Tampoco podemos que olvidar que, en el dzogchen, el concepto de práctica contemplativa es sensiblemente diferente al del resto de vehículos budistas, por no hablar del tipo de meditación preconizado por otros sistemas espirituales, ya que se insiste en la no-práctica y la no-meditación espontánea o carente de artificios. Tal como explica el maestro Buddhaguhya:

Las acumulaciones de mérito y de sabiduría,
la quietud mental, la purificación de los hábitos,
no son sino clavos de fijación:
en el espacio primordial no hay nada a lo que aferrarse
¡Por tanto, cualquier artificio es superfluo!
Enderezar la espalda, cruzar las piernas,
todos los métodos físicos artificiales
no denotan sino un profundo apego hacia el propio cuerpo.
¡Sitúa todos los artificios en el espacio sin forma!
La naturaleza de la mente carece de principio u origen;
similar al cielo, no puede ser hallada mediante la búsqueda.
El despertar no-nacido
no se halla supeditado a causas ni condiciones.

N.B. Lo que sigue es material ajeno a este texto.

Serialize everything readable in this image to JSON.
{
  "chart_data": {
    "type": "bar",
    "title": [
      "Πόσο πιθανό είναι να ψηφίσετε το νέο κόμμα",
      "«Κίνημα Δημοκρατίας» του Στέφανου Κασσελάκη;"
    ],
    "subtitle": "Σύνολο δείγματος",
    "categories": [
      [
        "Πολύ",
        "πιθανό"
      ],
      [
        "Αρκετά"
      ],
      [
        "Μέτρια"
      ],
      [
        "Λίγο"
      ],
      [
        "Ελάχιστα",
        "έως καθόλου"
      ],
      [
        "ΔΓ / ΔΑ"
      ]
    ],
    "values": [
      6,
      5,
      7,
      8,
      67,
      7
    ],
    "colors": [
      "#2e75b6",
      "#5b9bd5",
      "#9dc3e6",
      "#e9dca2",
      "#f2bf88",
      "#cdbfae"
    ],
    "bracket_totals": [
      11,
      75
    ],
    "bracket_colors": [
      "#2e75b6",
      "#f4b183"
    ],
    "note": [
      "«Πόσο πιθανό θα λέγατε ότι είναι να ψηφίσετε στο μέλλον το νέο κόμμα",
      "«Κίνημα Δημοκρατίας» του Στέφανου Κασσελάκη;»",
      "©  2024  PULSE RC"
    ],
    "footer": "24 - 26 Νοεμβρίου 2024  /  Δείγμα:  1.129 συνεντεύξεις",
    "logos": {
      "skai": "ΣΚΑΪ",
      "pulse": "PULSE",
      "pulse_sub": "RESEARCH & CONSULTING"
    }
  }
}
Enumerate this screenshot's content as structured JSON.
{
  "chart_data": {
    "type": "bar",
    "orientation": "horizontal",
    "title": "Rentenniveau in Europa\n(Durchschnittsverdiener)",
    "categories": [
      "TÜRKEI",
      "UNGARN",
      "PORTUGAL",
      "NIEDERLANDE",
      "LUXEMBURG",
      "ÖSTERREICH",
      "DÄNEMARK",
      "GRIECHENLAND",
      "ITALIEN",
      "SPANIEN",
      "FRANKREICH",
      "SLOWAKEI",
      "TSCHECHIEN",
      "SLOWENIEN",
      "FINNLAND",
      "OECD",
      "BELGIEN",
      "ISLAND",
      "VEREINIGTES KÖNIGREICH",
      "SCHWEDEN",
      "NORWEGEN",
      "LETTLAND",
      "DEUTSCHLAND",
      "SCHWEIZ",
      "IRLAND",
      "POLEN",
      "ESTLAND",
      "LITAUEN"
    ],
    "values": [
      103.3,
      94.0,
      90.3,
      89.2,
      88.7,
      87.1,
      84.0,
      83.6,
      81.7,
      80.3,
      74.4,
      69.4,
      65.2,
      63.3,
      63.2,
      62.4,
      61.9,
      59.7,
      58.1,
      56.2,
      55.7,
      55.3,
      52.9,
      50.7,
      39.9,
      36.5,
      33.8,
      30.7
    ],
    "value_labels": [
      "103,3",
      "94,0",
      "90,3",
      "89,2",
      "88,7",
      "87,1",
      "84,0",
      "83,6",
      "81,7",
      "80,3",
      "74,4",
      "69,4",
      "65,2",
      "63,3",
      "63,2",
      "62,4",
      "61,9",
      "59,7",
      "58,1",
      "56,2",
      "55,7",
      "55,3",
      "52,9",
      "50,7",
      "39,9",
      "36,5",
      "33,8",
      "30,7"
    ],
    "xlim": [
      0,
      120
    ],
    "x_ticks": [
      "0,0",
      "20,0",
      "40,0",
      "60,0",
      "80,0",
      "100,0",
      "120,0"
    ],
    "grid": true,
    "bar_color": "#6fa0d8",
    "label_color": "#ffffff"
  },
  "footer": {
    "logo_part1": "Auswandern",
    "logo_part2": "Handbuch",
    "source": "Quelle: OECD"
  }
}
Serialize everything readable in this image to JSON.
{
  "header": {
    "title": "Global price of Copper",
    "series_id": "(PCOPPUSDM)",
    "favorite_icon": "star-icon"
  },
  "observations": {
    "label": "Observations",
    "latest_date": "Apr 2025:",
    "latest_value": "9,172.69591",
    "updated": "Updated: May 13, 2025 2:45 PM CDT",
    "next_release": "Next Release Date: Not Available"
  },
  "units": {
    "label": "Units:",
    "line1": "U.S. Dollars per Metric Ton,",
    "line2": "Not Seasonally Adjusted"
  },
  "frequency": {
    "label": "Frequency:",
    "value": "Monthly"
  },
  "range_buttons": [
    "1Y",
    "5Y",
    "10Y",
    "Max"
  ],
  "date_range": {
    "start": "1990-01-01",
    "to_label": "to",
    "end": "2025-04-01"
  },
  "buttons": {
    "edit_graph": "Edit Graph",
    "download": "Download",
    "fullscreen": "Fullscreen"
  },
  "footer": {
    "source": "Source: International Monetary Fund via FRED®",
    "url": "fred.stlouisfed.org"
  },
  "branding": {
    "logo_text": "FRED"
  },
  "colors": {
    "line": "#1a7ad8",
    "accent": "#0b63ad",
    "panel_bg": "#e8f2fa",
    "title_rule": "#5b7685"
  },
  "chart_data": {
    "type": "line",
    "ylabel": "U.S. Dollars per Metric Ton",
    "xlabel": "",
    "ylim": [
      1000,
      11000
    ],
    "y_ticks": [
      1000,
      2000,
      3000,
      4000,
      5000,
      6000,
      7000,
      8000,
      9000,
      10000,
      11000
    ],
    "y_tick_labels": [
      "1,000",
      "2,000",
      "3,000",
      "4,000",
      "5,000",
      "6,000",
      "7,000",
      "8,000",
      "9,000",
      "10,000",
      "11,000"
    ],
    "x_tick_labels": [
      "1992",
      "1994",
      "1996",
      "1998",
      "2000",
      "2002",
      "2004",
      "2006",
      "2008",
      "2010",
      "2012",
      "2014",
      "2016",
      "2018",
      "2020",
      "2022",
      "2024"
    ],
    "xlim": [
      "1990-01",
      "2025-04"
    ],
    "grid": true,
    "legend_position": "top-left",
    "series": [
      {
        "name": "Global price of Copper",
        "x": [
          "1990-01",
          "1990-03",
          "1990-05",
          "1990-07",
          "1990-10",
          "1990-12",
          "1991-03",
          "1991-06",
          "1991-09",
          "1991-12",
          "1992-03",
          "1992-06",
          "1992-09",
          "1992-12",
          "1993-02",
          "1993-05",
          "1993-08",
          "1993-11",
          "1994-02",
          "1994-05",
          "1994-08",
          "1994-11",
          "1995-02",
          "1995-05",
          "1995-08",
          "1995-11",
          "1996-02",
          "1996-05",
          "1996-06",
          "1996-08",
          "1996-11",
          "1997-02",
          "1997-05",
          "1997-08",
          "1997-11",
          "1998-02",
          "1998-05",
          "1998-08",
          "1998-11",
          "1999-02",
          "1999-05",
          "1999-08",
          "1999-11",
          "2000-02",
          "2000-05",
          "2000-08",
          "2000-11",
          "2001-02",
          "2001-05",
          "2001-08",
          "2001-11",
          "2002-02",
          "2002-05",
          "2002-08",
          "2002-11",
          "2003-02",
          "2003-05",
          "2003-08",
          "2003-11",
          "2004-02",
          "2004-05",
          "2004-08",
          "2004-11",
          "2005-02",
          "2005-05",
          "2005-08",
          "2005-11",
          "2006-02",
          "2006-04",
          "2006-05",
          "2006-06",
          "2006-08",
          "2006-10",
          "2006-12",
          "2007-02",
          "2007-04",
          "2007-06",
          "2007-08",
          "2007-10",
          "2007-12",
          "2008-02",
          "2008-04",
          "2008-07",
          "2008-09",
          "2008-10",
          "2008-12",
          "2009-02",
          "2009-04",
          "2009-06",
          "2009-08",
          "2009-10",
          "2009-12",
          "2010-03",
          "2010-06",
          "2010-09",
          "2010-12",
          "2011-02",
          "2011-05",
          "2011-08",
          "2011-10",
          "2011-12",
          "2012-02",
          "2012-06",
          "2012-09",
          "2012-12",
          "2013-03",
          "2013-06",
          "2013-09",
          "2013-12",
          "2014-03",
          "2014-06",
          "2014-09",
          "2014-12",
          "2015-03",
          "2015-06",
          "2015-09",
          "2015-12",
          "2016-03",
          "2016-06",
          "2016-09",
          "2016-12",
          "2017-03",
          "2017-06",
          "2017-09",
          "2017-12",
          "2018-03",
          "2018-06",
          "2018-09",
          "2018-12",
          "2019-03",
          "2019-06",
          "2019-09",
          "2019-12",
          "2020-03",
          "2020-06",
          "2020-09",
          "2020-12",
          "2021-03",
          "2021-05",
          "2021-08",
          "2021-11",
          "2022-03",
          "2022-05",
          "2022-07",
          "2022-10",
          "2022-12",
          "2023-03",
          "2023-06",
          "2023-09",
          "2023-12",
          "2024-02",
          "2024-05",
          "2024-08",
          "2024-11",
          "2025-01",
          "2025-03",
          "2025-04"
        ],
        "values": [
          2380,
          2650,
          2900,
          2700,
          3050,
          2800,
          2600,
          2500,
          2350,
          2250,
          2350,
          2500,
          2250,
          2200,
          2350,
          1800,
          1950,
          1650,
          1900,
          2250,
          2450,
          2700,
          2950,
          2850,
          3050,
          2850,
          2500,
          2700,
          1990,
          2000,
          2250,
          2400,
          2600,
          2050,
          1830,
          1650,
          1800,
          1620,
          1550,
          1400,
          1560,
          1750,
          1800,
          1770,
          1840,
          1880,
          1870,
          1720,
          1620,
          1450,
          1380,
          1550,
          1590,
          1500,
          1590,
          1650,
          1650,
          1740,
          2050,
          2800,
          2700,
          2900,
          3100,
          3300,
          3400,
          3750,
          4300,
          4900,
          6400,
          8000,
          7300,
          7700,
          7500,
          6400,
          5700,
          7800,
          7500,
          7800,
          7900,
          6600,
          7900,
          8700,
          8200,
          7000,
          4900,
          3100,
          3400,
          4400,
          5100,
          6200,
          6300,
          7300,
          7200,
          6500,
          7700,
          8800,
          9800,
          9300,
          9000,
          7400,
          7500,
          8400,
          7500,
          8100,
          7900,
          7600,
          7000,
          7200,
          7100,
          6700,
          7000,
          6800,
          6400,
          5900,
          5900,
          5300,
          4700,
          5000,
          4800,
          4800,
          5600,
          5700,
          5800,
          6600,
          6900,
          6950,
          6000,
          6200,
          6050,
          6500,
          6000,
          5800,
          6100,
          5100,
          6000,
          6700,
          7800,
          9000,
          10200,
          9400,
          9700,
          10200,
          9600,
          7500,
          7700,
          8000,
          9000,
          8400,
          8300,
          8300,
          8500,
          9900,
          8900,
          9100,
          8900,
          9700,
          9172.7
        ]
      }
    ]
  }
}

Sin embargo, la no-práctica o la no-acción sólo son aplicables a partir del reconocimiento del estado natural de la mente.
En muchas ocasiones las enseñanzas del dzogchen y el mahamudra esencial hablan de la "mente ordinaria", una expresión que se refiere al hecho de no corregir la naturaleza de la meditación ni de buscar ningún estado de conciencia especial. Por eso, no es posible identificar la mente ordinaria con la conciencia ignorante. La llamada mente ordinaria es otro de los nombres del estado natural de la mente . El maestro Savari sostiene:

Puesto que la mente ordinaria es la simplicidad natural,
no la manipules con elaboraciones conceptuales.
La pura naturaleza de la mente no necesita cambio alguno.
Permite, pues, que la mente permanezca en su estado natural
sin tratar de adherirte a ella ni de trascenderla.

Y Milarepa proclama:

Habiendo permanecido continuamente en la mente ordinaria
he olvidado la ilusión de la ignorancia.

Abundando en lo anterior, El rey creador de todos los fenómenos, un tantra-raíz del dzogchen ofrece los siguientes diez puntos, denominados técnicamente las "diez ausencias" (med pa cu):

1. No hay visión en la que meditar
2. No hay ningún compromiso (samaya) que respetar
3. No hay una determinada cualidad espiritual que desarrollar
4. No hay mandala que crear
5. No hay ninguna iniciación que recibir
6. No hay sendero que seguir
7. No hay niveles de realización (o bhumis) que recorrer
8. No hay ninguna conducta específica que se deba adoptar o abandonar
9. Desde el sin principio la sabiduría natural permanece libre de obstáculos
10. La perfección espontánea está más allá de la esperanza y el temor.